The researchers, spread across 10 sites, found that their subjects experienced comparable increases in muscle size, but not in muscle strength.

“Bigger people have bigger muscles, so you would expect that their response to resistance training would be greater, but, when we adjusted for weight and evened the playing field, we found the normal weight group had bigger strength gains,” said UConn Professor Linda Pescatello, who led the study. “It appears that being overweight or obese may blunt the beneficial effects of weight training, at least in the short-term.”

            The findings may be due, in part, to genetic factors that have yet to be identified, said Pescatello, an associate professor in UConn’s School of Allied Health.
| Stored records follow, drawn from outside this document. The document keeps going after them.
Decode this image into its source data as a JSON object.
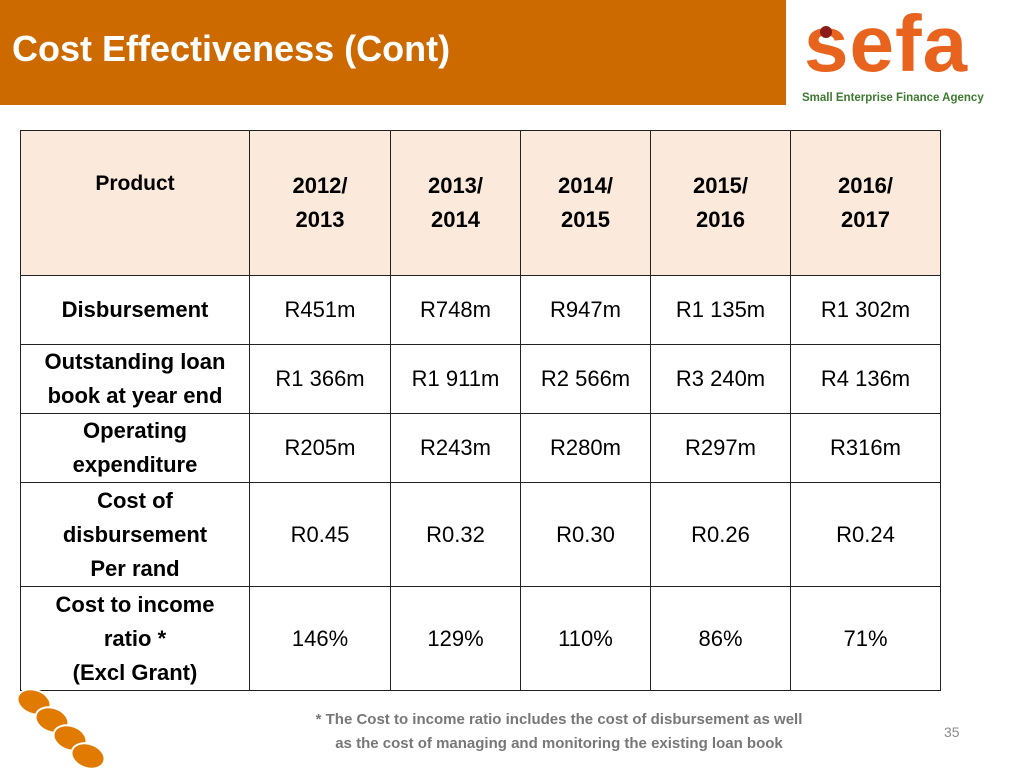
{
  "slide": {
    "title": "Cost Effectiveness (Cont)",
    "page_number": "35"
  },
  "logo": {
    "wordmark": "sefa",
    "tagline": "Small Enterprise Finance Agency",
    "colors": {
      "wordmark": "#e8641e",
      "dot": "#8b1a1a",
      "tagline": "#3d7a2f"
    }
  },
  "colors": {
    "title_bar": "#cc6a00",
    "header_fill": "#fbe9dc",
    "decoration": "#e07a00"
  },
  "table": {
    "header": {
      "product": "Product",
      "years": [
        [
          "2012/",
          "2013"
        ],
        [
          "2013/",
          "2014"
        ],
        [
          "2014/",
          "2015"
        ],
        [
          "2015/",
          "2016"
        ],
        [
          "2016/",
          "2017"
        ]
      ]
    },
    "rows": [
      {
        "label": [
          "Disbursement"
        ],
        "values": [
          "R451m",
          "R748m",
          "R947m",
          "R1 135m",
          "R1 302m"
        ]
      },
      {
        "label": [
          "Outstanding loan",
          "book at year end"
        ],
        "values": [
          "R1 366m",
          "R1 911m",
          "R2 566m",
          "R3 240m",
          "R4 136m"
        ]
      },
      {
        "label": [
          "Operating",
          "expenditure"
        ],
        "values": [
          "R205m",
          "R243m",
          "R280m",
          "R297m",
          "R316m"
        ]
      },
      {
        "label": [
          "Cost of",
          "disbursement",
          "Per rand"
        ],
        "values": [
          "R0.45",
          "R0.32",
          "R0.30",
          "R0.26",
          "R0.24"
        ]
      },
      {
        "label": [
          "Cost to income",
          "ratio *",
          "(Excl Grant)"
        ],
        "values": [
          "146%",
          "129%",
          "110%",
          "86%",
          "71%"
        ]
      }
    ]
  },
  "footnote": [
    "* The Cost to income ratio includes the cost of disbursement as well",
    "as the cost of managing and monitoring the existing loan book"
  ]
}
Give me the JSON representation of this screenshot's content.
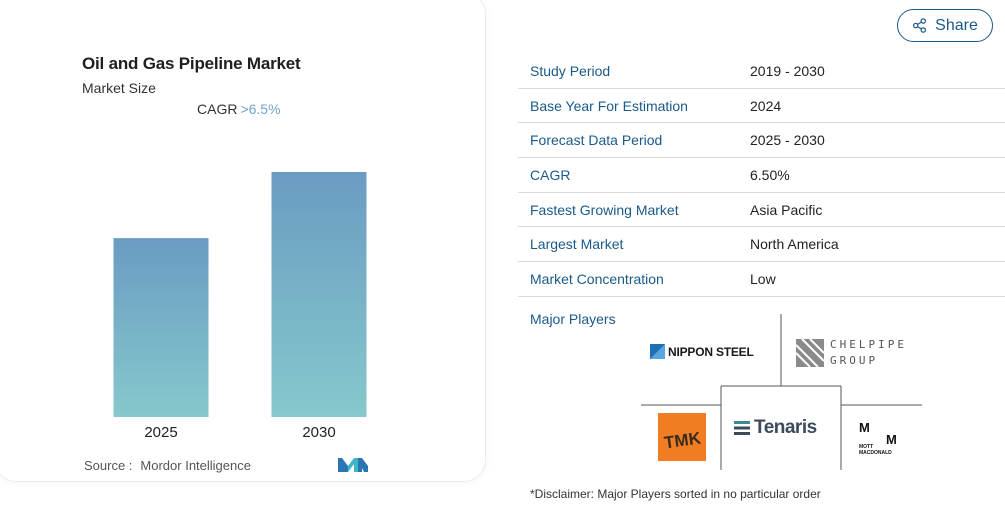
{
  "share": {
    "label": "Share"
  },
  "chart": {
    "title": "Oil and Gas Pipeline Market",
    "subtitle": "Market Size",
    "cagr_label": "CAGR",
    "cagr_value": ">6.5%",
    "source_label": "Source :",
    "source_value": "Mordor Intelligence"
  },
  "chart_data": {
    "type": "bar",
    "title": "Oil and Gas Pipeline Market",
    "subtitle": "Market Size",
    "categories": [
      "2025",
      "2030"
    ],
    "values": [
      73,
      100
    ],
    "xlabel": "",
    "ylabel": "",
    "ylim": [
      0,
      100
    ],
    "grid": false,
    "legend": "none",
    "bar_color_top": "#6a9cc2",
    "bar_color_bottom": "#86c8cc"
  },
  "info_table": [
    {
      "label": "Study Period",
      "value": "2019 - 2030"
    },
    {
      "label": "Base Year For Estimation",
      "value": "2024"
    },
    {
      "label": "Forecast Data Period",
      "value": "2025 - 2030"
    },
    {
      "label": "CAGR",
      "value": "6.50%"
    },
    {
      "label": "Fastest Growing Market",
      "value": "Asia Pacific"
    },
    {
      "label": "Largest Market",
      "value": "North America"
    },
    {
      "label": "Market Concentration",
      "value": "Low"
    }
  ],
  "players": {
    "label": "Major Players",
    "nippon": "NIPPON STEEL",
    "chelpipe_line1": "CHELPIPE",
    "chelpipe_line2": "GROUP",
    "tmk": "TMK",
    "tenaris": "Tenaris",
    "mott_line1": "MOTT",
    "mott_line2": "MACDONALD"
  },
  "disclaimer": "*Disclaimer: Major Players sorted in no particular order",
  "colors": {
    "accent": "#1a5a8a",
    "tmk_orange": "#f07d23",
    "nippon_blue": "#1e6fb5"
  }
}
An excess of adipose or fat tissue also may explain the findings as the excess tissue acts as an endocrine organ, releasing an overabundance of certain hormones that have a negative impact on muscles, she said.

Pescatello says a longer study using a full-body training regimen is still needed, but this study, involving the largest number of research subjects to date, has implications for how strength training exercise might be prescribed for overweight or obese people.

The recently-concluded study was conducted as part of an ongoing four-year, multi-site investigation into which genes and genetic variants influence an individual’s response to resistance training. Funded by a $430,000 grant from the National Institutes of Health, the overarching research project involves seven other universities as well as Hartford Hospital and the Research Center for Genetic Medicine at the Children’s National Medical Center in Washington, D.C. 

The other universities involved are: Yale University, University of Central Florida, University of Massachusetts, West Virginia University, Dublin City University, Central Michigan University and Florida Atlantic University. 

The UConn graduate students who conducted the obesity and weight training study with Pescatello were Bethany Kelsey, Gary Gianetti and Matthew Kostek.